Before I share some comparisons I’d like to point out that there was a day when the Exadata data sheets made it clear that IOPS through the Oracle Database buffer cache costs CPU cycles–and, in fact, CPU is often the limiting factor. The following is a snippet from the Exadata Database Machine X2 data sheet that specifically points out that IOPS are generally limited by CPU. I/O buffered–and cached–in application shared memory is a CPU problem even if the buffers are never snooped. That is, in fact, why I invented SLOB way back in the early 1990s. I’ve never seen an I/O testing kit that can achieve more IOPS per DB CPU than is possible with SLOB.
Oracle stopped using this foot note in the IOPS citations for Exadata Database Machine starting with the X3 generation. I have no idea why they stopped using this correct footnote. Perhaps they thought it was a bit like stating the obvious. I don’t know. Nonetheless, it is true that host CPU is a key limiting factor in a platform’s ability to cycle IOPS through the SGA. As an aside, please refer to this post about calibrate_io for more information about the processor ramifications of SGA versus PGA IOPS.
So, in spite of the fact that Oracle has stopped stating the limiting nature of host CPU on IOPS, I will simply assert the fact in this blog post. Quote me on this:
Everything is a CPU problem
And cycling IOPS through the Oracle SGA is a poster child for my quotable quote.
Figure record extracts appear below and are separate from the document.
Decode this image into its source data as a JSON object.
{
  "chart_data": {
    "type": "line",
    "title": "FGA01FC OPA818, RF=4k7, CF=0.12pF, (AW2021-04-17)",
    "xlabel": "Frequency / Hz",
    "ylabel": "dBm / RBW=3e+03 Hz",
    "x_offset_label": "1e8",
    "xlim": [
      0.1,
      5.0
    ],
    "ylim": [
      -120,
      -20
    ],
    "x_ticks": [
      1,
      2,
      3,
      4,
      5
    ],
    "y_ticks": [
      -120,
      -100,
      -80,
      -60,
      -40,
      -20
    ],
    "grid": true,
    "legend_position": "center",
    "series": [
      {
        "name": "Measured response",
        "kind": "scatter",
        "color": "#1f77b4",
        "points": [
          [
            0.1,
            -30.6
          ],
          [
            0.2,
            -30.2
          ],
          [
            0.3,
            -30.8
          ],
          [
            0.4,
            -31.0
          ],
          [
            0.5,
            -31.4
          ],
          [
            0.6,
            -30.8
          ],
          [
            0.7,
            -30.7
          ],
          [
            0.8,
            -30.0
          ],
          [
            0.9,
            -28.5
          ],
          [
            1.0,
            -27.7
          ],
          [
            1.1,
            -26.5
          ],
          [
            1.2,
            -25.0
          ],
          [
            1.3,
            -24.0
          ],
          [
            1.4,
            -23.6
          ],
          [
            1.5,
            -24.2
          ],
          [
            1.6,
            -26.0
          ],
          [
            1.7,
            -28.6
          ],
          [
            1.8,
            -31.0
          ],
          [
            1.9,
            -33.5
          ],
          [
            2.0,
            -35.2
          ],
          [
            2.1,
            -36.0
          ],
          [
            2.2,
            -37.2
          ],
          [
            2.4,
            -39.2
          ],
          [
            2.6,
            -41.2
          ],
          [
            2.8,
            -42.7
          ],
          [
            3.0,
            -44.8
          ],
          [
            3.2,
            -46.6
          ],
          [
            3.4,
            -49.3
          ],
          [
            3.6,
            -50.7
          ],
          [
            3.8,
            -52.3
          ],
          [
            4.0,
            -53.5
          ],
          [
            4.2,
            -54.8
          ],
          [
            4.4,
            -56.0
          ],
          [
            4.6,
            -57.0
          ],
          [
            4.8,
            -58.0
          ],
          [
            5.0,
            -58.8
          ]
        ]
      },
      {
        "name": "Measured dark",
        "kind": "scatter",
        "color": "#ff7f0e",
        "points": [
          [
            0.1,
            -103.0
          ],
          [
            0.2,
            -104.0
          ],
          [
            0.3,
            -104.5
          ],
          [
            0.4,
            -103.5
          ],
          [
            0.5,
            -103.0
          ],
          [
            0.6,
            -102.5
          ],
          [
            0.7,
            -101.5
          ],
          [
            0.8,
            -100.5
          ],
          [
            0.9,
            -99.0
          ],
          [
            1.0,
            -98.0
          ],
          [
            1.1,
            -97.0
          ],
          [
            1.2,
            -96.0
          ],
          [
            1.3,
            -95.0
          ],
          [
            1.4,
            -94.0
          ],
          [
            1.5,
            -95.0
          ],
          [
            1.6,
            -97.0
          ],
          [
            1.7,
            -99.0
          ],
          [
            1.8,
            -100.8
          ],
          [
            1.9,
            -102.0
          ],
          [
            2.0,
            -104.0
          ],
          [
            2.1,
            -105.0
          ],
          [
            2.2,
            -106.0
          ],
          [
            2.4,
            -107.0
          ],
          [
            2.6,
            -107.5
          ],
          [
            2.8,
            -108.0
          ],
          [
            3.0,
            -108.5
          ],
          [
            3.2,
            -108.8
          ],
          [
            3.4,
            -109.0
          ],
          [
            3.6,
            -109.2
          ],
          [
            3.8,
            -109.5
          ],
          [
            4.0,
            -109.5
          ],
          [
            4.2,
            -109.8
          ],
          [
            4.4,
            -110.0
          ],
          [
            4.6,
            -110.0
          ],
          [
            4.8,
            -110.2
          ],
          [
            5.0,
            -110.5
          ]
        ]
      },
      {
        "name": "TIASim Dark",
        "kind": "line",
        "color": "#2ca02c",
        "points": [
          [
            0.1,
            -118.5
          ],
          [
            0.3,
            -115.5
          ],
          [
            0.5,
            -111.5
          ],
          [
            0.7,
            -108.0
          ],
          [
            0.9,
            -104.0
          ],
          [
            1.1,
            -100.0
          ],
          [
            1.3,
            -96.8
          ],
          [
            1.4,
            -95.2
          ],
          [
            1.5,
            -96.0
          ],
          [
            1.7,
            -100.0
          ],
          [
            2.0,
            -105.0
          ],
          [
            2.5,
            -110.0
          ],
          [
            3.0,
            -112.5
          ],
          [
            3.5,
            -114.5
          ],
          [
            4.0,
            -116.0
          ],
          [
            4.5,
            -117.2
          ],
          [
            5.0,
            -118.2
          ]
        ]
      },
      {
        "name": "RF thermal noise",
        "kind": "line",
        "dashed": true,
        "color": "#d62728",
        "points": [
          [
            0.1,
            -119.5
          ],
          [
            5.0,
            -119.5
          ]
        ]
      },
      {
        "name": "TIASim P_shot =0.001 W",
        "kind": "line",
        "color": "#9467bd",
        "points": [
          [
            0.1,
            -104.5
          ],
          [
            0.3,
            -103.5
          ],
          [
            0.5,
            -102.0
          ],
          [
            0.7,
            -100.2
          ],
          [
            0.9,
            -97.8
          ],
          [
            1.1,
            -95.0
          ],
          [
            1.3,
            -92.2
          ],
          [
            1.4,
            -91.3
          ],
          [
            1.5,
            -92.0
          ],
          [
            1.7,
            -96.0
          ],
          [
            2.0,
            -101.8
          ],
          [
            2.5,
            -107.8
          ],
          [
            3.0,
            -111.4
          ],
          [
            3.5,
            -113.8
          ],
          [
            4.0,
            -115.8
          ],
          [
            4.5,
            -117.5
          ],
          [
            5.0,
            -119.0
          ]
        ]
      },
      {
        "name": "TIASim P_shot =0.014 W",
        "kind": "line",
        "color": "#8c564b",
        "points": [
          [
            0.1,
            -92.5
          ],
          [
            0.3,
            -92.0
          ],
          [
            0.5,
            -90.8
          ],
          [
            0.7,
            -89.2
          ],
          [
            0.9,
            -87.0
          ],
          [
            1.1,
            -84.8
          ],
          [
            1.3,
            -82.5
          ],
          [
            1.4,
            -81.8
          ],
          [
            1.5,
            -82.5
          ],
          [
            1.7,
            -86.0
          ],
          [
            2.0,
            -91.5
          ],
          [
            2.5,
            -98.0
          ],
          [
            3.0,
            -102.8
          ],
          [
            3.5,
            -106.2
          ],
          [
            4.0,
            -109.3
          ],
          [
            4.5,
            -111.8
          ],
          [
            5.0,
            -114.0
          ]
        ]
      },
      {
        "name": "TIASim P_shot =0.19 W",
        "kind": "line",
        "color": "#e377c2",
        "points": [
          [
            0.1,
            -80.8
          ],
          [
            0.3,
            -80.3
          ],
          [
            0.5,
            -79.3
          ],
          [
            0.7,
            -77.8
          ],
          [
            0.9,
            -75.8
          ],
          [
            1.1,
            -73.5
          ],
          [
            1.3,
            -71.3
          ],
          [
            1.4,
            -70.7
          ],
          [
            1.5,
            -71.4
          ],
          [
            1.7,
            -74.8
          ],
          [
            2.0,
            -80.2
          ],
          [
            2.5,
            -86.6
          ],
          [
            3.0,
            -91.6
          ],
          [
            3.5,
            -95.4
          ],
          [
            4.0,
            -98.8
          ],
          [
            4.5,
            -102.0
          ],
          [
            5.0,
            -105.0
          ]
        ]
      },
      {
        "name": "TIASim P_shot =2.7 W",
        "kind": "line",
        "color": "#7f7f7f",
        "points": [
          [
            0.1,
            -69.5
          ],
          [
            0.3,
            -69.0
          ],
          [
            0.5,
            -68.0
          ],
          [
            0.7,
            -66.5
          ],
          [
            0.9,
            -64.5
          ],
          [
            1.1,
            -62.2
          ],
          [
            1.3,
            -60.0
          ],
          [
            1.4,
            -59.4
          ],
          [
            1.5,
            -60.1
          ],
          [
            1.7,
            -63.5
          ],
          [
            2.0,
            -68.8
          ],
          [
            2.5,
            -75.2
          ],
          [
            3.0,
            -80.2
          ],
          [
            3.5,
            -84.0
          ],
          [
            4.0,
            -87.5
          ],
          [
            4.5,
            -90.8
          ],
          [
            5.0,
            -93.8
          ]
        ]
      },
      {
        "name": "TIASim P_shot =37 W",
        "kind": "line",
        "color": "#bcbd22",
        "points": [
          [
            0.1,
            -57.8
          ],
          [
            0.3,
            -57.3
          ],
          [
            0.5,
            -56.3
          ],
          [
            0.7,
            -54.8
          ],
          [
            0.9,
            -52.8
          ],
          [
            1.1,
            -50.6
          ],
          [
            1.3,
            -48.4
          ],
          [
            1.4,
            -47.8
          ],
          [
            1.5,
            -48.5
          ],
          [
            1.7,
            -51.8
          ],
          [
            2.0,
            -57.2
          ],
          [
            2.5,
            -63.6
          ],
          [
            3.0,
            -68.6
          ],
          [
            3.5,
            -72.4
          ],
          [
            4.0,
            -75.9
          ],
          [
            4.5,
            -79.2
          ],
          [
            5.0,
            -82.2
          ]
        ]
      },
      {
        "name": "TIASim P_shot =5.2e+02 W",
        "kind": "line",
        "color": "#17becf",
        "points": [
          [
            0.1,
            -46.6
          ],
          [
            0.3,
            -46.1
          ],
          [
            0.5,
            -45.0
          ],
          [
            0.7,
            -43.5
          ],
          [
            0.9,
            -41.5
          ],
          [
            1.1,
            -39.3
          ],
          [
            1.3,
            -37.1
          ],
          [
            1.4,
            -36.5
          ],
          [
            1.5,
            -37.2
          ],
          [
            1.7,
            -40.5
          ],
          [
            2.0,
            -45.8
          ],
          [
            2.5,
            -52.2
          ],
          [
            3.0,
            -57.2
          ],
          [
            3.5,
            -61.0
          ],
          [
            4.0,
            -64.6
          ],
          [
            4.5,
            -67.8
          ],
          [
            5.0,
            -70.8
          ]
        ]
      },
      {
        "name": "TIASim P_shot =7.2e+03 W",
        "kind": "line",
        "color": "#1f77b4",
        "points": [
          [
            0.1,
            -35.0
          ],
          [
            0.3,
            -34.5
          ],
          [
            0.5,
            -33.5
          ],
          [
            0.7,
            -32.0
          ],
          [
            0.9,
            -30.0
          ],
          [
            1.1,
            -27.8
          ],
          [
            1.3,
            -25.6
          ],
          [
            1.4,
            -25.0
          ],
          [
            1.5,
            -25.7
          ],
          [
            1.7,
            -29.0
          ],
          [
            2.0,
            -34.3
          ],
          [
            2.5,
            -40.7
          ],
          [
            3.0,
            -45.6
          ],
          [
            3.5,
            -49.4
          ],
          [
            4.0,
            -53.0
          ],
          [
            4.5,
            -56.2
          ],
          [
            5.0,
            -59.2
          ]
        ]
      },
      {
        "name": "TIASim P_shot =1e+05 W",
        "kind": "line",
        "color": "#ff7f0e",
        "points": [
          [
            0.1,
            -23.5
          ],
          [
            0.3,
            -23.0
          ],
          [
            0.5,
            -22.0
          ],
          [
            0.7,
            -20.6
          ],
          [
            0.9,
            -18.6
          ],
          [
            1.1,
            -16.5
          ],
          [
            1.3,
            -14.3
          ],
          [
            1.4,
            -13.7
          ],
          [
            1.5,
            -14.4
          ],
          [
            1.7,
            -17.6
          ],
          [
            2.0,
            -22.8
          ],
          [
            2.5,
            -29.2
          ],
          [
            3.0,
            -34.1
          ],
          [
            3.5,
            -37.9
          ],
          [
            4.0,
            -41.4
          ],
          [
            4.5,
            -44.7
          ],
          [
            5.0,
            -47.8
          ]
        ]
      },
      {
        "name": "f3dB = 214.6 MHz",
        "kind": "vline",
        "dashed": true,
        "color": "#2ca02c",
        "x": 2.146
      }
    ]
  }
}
I think the best way to make my point is to simply take the data from the Exadata Database Machine data sheets and put it in a table that has a row for my E5-2643v3 results as well. Pictures speak thousands of words. And here you go:
AWR Report
If you’d like to read the full AWR report from the E5-2643v3 SLOB test that achieved 625,000 IOPS please click on the following link: AWR (click here).
References
X2 data sheet
X3 data sheet
X4 data sheet
X5 data sheet
X6 data sheet
I always knew that lower number of cores was beneficial. .
if you go COD on any engineered system would you get any benefits from Turbo boost ? I.e if some cores are disabled would the other cores running at a higher clock speed redically alter the iops throughput ?
If you only saturate 6 cores in an 18 core part it will get more throughput per core. Yes.
Hi Kev
Just to understand the Exa table, is those for 8 node Exa Machines. So your single 2 socket produced 625,000 compared to the other numbers of 8 nodes… ?
Yes! I’m comparing a single host to 8 hosts in the Exadata (generations X2-X6) case
Curious… would you mind listing a bit more detail about the above test platform.
Could be interesting to build (public) a table showing CPU model (cores etc) and IOPS numbers, as you continue testing,…
Hello,
did you make any *nix kernel optimizations and what IO scheduler do you use?
did not touch the kernel and [deadline]
Hi Kevin, great post. Would be very interesting if we could to see the last table with the number of maximum LIOs/sec for each model (core). Thanks for your attention.
Exadata datasheets do not cite LIOPS so there is no data for that.
Kevin, I was thinking some benchmark did with Slob. I’d like to see how LIOs per core can to be compared with RPE2, for example.
Thanks
I’d say we petition @Daniel_Bowers to get SLOB cooked in to RPE2 🙂
If you have SLOB results, you don’t need RPE2! 🙂
Looking at RPE2/core yields something similar to Kevin’s table. The E5-2643v3 “advantage” over the others wouldn’t be quite as large, but it’s still large enough to make you question the sanity of those using the 2699 bin.